Btw, hai hai Parents, apa kabarnya semua?
Masih pada nungguin tulisan saya tema Marriage nggak?
Iya, si MamiRey memang sangat GR paripurna, hahaha.

Jadi, saya mendapatkan beberapa curhatan tentang rumah tangga di email maupun DM akun instagram saya, @reyneraea.
Namun maaf banget, belum sempat saya balas, karena sok sibuknya mamak beranak 2 ini, hahaha.

Namun, saya sempat baca satu dua pesan, di mana rata-rata mengeluhkan tentang masalah rumah tangga yang mana suaminya egois dan cuek minta ampun.

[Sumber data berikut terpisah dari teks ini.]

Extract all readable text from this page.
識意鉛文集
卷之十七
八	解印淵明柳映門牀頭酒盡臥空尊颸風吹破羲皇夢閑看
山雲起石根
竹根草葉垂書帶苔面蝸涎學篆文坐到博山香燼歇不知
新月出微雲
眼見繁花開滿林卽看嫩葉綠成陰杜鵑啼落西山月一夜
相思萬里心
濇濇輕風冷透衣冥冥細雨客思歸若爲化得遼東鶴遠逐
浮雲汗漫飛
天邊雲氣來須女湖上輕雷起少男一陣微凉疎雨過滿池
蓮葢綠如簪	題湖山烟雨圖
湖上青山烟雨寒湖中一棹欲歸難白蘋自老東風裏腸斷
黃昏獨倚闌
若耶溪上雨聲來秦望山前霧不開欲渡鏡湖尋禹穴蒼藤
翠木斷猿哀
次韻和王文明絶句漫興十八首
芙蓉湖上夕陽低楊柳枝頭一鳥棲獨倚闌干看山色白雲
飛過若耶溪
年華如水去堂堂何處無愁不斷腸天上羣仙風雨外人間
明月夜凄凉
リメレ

Sometimes, ketika membaca pesan-pesan tersebut, saya geli sendiri, karena bagaimana bisa Parents, curhat dan minta saran dari saya, sementara saya sendiri bukanlah pakar pernikahan, pun juga sama... punya suami yang egois bin cuek abis, hahaha.

Namun bedanya (mungkin), saya sedikit lucky, minimal paksu yang egois dan cuek itu, baru terjadi setelah menikah, waktu pacaran enggak gitu.

Lah apa gunanya, Rey?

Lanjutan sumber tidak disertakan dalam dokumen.